In 1959, the American “Corona” Satellite accidentally dropped its capsule of secret films in the Arctic, never to be retrieved. Nearly a decade later, Alistair MacLean published “Ice Station Zebra,” a Cold War thriller in which the Americans win the “race for the secret,” but in reality, either the Soviets got it… or it’s still out there.
Ice Station Zebra 2018 re-opens the case, following an imaginary Russian meteorologist-cum-spy “Gertruda” (Vlada Milovskaya) as she recounts her sad story to a hopeful brigade of Russian and Norwegian children—neighbors along Russia’s border with NATO. All the while a kid-filled American submarine is listening in from somewhere deep beneath the sea, possibly not far from Pittsburgh, Pennsylvania.
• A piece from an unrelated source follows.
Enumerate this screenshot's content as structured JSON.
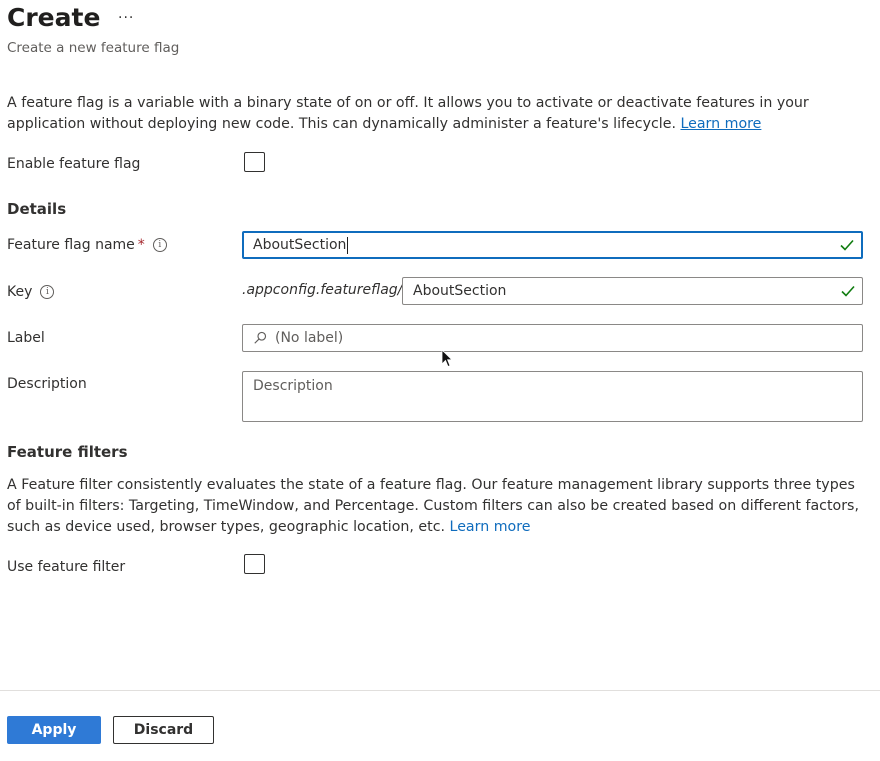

This interactive, educational, multinational artwork aims to examine the embers of Cold War tension, and to revive the kind of cross-border friendship initiatives that the Soviet Union and its counterparts once pursued. As it turns out, though, Ice Station Zebra 2018 has been walking a shifting line between spoof and 21st Century thriller—and between the old Cold War and a new one. At this writing, one of the project’s advisors and cameos is under arrest in Moscow, on charges of espionage. Frode Berg, a retired Norwegian border guard who spoke warmly of the helpful role children play in diplomacy, is locked up in a Federal Security Service prison, awaiting the resolution of his case.